Fruit fly embryo development visualized in real time

June 13, 2012 • 11:07 am

From Nature News we have this amazing video, “Fruitfly development, cell by cell.” It’s based on two new papers (references below) that produce a three-dimensional image of animal development:

Current light-sheet microscopy techniques involve illuminating one side of the sample. Either one side of a developing organism is imaged continuously, or two sides are viewed alternately, with the resultant data reconstructed to form a three-dimensional view. However, viewing from one side at a time means that the cells cannot be tracked as they migrate from top to bottom, and rotating the sample to view both sides takes so much time that when the next image is taken the cells have changed, so that they no longer line up.

Simultaneous multi-view imaging solves this problem by taking images from opposing directions at the same time and piecing data together in real time. This required massive computing power; the data sets were as large as 11 terabytes (the amount of data on about 2500 DVDs) in one of the studies1. Now every cell in a D. melanogaster embryo can be visualized as the animal develops from a fertilized egg into hatching larva. . .

Keller says that the techniques allow researchers to see what is happening in an entire animal through every stage of development, and what goes wrong as a result of different mutations. “Until now, developmental biology was a qualitative field, describing different mutations and their effect during development. But we couldn’t see what individual cells were doing in an individual embryo,” he says. Keller and his colleagues are now using the technique to follow the growth and differentiation of neurons in the developing brain of D.melanogaster and other species.

Below is the development of a Drosophila melanogaster embryo within the egg. You can see the classic insect segmentation form as the cells move about.  After about a day, this egg will hatch into a larva (the “maggot”), which after about five more days will crawl out of its food (they’re reared in vials of agar-based medium), pupate on the wall of the vial, and then begin the transformation into an adult fly. At 25 degrees C (about 78F), it takes about 8-10 days from when a fly lays an egg until that egg becomes an adult fly (and another 12 hours or so before the adult female can lay another egg), so one can go through 30 or more generations per year.

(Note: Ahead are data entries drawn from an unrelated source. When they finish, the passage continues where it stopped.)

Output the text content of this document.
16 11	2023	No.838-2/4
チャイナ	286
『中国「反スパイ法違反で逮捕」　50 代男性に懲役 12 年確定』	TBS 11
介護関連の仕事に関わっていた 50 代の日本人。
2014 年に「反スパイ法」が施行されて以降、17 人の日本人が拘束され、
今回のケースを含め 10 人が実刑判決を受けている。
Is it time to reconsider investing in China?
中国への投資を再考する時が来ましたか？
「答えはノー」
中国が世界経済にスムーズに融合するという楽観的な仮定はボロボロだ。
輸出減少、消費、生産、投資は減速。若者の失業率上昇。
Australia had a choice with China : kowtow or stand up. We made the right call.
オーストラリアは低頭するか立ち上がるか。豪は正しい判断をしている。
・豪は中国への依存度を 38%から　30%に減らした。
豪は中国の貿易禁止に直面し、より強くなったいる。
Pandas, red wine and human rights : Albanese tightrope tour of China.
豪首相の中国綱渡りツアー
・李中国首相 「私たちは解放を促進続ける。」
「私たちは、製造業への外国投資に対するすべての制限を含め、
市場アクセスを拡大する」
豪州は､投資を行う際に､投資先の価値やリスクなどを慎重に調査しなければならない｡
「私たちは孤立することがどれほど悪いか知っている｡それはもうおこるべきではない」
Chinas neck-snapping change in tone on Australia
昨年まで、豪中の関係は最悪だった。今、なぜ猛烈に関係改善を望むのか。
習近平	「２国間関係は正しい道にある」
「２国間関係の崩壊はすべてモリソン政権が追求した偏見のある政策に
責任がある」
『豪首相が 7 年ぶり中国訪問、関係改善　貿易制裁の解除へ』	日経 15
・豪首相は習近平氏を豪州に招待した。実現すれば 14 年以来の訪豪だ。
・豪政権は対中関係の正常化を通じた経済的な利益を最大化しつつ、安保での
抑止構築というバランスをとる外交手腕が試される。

That’s why flies are so good for genetic and evolutionary work.


Tomer, R., Khairy, K., Amat, F. & Keller, P. Nature Methods (2012).

Krzic, U., Gunthur, S., Saunders, T. E., Streichan, S. J. & Hufnagel, L. Nature Methods (2012).

17 thoughts on “Fruit fly embryo development visualized in real time

  1. Funny how they feel compelled to supply the length scale but not the time scale.

    One abstract mentions 30-s resolution, so at a guess the video clock is showing hours.

    1. You are correct on the temporal scale, 30 second resolution is the near boundary. Too many photons and the cells are damaged and growth stops. These are rather energetic particles hitting places that normally do not “see” light. My previous boss did this except in mouse embryos. I had to track cell migration in 5-8 day old embryos which was, to say the least, very challenging. The sorting mechanisms at 16-32-64 cell times was difficult enough, try tracking individual trajectories of thousands.
      Fly development observations have a considerable advantage, the static nature. In mouse imaging, the embryo moves on all axes, and cannot be fixed. As such the images must registered to properly quantify trajectory and velocity. It is important to measure both direction and speed, in order to discern the emerging pattern.

      1. Is the swirling in the lower right, towards the end of the video, related to the way that each side of the brain governs the opposite side of the body?

        Also, now that “real-time” is out of the way; by “3D”, do they mean both images were produced from one dataset (of sequential slices) which could just as easily have been used to produce images from any other angle?

      1. Yes, that is the one I am referring to when I am trying to figure their scale. Seems it is in the HH:MM:SS format.

  2. “Below is the development of a Drosophila melanogaster larva.”

    Technically this is an embryo not a larva. It will be a larva when it hatches, a few hours after the end of the sequence shown in this video.

  3. Oddly enough, I did not see the hand of God in there.

    This is a fascinating video that helps non-biologists such as myself “see” what is going on, and get what biologists are talking about. Thanks for posting it Jerry.

  4. Very Cool! I first thought “real time” meant precisely that, and was wondering how much heat is generated by the embryo, and how it was able to deal with it.